Voyons de plus près quelques points de cet article :

 

La notion de complémentarité y est introduite avec le problème posé par le quantum d'action sur le principe de causalité, rendu incompatible avec la représentation spatio-temporelle (« The very nature of the quantum theory forces us to regard the space-time co-ordination and the claim of causality, the union of which characterizes the classical theories, as complementary but exclusive features of the description, symbolizing the idealization of observation and definition respectively. » (p 54) du recueil Atomic theory and the description of nature, The philosophical writings of Niels Bohr, Volume 1).

 

Bohr développe ensuite ce concept en examinant successivement la « dualité » onde-particule, de la lumière, les impacts cinématiques du quantum d'action, la question des mesures en théorie quantique, la complémentarité des formalismes matriciels et ondulatoires (il précise et insiste sur la caractère formel de ces représentations, qui ne sont que des transcriptions symboliques des questions de mouvements et de localisation en mécanique classique, étendus au domaine quantique, seulement valables dans le cadre du postulat quantique) et termine en présentant les travaux de Dirac pour intégrer la relativité dans le formalisme quantique unifié à partir des représentations d'Heisenberg et Schrödinger.

 

Avec une conclusion qui est, bien entendu avec Bohr, une ouverture :

 

« I hope, however, that the idea of complementarity is suited to characterize the situation, which bears a deep-going analogy to the general difficulty in the formation of human ideas,, inhérent in the distinction between subject and object. »

 

Présentation plus détaillée :

 

Cet article d'une quarantaine de pages est divisé en 7 sections : 1 Quantum postulate and causality, 2 Quantum of action and kinematics, 3 Measurements in the quantum theory, 4 Correspondence principle and matrix theory, 5 Wave mechanics and the quantum postulate, 6 Reality of stationery states, 7 The problem of the elementary particles.

 

Ce qu’en dit Bohr lui-même dans l’introduction du recueil, aux pages 9 à 15 (“The main purpose of this article is to show that this feature of complementarity is essential for a consistent interpretation of the quantum-theoretical methods / L'objectif principal de cet article est de montrer que cette notion de complémentarité est essentielle pour une interprétation cohérente des méthodes quantiques théoriques.") peut nous permettre dans un premier temps de focaliser l'attention sur la section 1 et les remarques finales de la section 7, pour les considérations épistémologiques (" ...the main emphasis has been placed upon that purely epistemological attitude, which is particularly apparent in the first section and in the concluding remarks /... l'accent a été mis principalement sur cette attitude purement épistémologique, ce qui particulièrement visible dans la première section et dans les remarques de conclusion."), celles qui nous intéressent le plus ici.

 

1 Quantum postulate and causality (Postulat quantique et causalité)

 

Après une introduction prudente dont il est accoutumé, Bohr va introduire la complémentarité en examinant les conséquences du postulat quantique en termes de renonciation à une description à la fois spatio-temporelle, la localisation, et causale, la conservation de l'énergie-impulsion des processus atomiques.

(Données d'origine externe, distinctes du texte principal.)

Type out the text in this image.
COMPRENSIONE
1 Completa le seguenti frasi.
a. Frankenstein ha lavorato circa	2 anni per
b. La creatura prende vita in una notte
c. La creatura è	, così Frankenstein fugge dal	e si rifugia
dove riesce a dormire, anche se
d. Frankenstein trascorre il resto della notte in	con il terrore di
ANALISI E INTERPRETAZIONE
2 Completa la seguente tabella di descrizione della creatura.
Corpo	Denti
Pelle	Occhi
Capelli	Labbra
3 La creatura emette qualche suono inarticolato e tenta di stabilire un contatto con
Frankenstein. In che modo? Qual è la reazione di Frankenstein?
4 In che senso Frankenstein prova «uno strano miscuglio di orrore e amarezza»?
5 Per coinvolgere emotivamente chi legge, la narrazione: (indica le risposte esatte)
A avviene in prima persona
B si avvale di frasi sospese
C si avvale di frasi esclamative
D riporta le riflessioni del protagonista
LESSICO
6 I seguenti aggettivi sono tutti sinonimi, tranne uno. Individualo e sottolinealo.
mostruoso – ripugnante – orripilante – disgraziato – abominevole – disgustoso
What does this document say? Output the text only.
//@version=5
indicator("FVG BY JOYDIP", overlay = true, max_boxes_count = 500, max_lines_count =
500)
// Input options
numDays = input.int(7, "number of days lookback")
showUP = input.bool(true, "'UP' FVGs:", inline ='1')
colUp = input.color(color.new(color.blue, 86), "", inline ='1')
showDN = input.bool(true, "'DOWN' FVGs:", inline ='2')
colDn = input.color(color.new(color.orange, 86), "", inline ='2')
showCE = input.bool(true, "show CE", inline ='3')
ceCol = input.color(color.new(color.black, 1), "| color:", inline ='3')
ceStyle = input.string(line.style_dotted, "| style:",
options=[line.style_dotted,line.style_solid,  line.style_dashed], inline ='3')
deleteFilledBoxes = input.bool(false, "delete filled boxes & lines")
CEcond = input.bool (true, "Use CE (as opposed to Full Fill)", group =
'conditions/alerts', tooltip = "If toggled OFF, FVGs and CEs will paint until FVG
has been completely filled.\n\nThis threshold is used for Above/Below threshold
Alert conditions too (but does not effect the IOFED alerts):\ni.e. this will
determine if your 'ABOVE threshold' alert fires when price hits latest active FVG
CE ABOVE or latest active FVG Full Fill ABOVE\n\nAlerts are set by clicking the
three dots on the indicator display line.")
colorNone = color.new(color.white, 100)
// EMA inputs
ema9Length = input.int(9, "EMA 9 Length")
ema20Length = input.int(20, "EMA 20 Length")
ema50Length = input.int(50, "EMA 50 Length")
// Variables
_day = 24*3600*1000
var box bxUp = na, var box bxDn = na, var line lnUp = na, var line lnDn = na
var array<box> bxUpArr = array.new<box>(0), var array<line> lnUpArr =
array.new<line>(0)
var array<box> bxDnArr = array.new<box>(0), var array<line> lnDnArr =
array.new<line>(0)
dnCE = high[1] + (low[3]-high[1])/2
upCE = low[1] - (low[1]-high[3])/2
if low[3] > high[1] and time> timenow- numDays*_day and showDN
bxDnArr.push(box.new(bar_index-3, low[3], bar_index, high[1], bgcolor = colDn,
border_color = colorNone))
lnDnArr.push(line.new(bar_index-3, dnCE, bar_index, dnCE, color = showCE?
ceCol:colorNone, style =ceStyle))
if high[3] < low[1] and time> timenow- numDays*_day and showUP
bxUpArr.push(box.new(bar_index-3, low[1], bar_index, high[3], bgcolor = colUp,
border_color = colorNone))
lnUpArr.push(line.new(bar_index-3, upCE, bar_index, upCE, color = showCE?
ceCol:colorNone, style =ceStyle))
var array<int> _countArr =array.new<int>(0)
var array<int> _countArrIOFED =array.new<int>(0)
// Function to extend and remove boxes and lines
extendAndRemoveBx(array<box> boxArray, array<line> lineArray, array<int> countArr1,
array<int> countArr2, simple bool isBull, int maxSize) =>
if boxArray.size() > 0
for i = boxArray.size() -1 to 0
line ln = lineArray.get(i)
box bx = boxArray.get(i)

Et donc, soit dit en passant, pas du tout sur la prétendue dualité onde – corpuscule de la lumière.

 

Le propos doit être suivi, phrase par phrase. Le postulat quantique implique une interaction entre phénomène observé et dispositif d'observation. La notion de réalité indépendante s'évanouit. Le concept d'observation devient arbitraire, car il dépend de quels objets on inclut dans le système observé. Et la façon dont on interprète une observation d'un phénomène « quantique » devient une question de commodité (convenience) quant à la façon de positionner l'irrationalité du postulat quantique dans le dispositif...Ce qui amène Bohr à énoncer que la nature même de la théorie quantique nous force à considérer la co-ordination spatio-temporelle et la causalité comme des attributs complémentaires mais exclusifs de la description des phénomènes.

 

Les termes et la formulation sont très importants...Il n'est jamais question d'une réalité que nous observerions en en constatant l'étrangeté, mais de notre façon de décrire la chose, des limites de nos concepts et des particularités conceptuelles que nous devons mettre en oeuvre pour saisir (tant par définition que par observation) des comportements qui semblent contradictoires dans nos représentations usuelles.

 

L'exemple de la lumière est alors proposé. Nous avons un description (ondulatoire) qui rend bien compte de la propagation spatio-temporelle de la lumière. Et une expression adéquate des aspects liés à la conservation de l'énergie et de l'impulsion avec l'idée de quantum de lumière mise en avant par Einstein. Et ces deux vues expriment la complémentarité de notre façon de pouvoir nous représenter le phénomène lumière. "The two views of the nature of light are rather to be considered as different attempts at an interpretation of experimental evidence in which the limitation of the classical concepts is expressed in complementary ways / Les deux représentations de la nature de la lumière doivent plutôt être considérées comme des tentatives différentes d'interprétation de faits expérimentaux dans lesquels les limites des concepts classiques sont exprimées d'une façon complémentaire."

 

On est, on le voit, très loin de la fausse idée assez répandue que la complémentarité traduirait une supposée double nature de la lumière. :refl:

 

Bohr étend ensuite son propos à la matière, avec les preuves expérimentales à la fois sur l'aspect corpusculaire et sur l'aspect ondulatoire (il mentionne les idées originales de Broglie), précisant encore "here again we are not dealing with contradictory but with complementary pictures of the phenomena, which only together offer a natural generalization of the classical mode of description / ici encore, nous n'avons pas affaire à des images contradictoires, mais complémentaires des phénomènes qui, ensemble seulement, permettent une généralisation naturelle du mode de perception classique."

 

Il y a à ce point du texte, le rappel (qui me valut quelque critique de Dodgson sur un autre fil où je l'avais cité :cool:) que les ondes dans le vide et les particules matérielles ne sont que des abstractions, et que nous n'en savons sur eux que par le seul résultat de leurs interactions avec nos dispositifs d'observation.

 

Tout est à peu près dit dans cette première section de 5 pages, mais selon son habituelle démarche en spirale approfondissante, Bohr va peu à peu cerner et préciser cette complémentarité selon plusieurs aspects.

 

La section se termine avec la mention de la récente contribution d'Heisenberg (le principe d'indétermination, of course) qu'il décrit comme soulignant l'incertitude réciproque qui affecte les mesures en physique atomique...

 

Et, avant de revenir plus en détails sur ces résultats d'Heisenberg, un exemple sur des concepts élémentaires est annoncé avec la section 2, Quantum of action and kinematics.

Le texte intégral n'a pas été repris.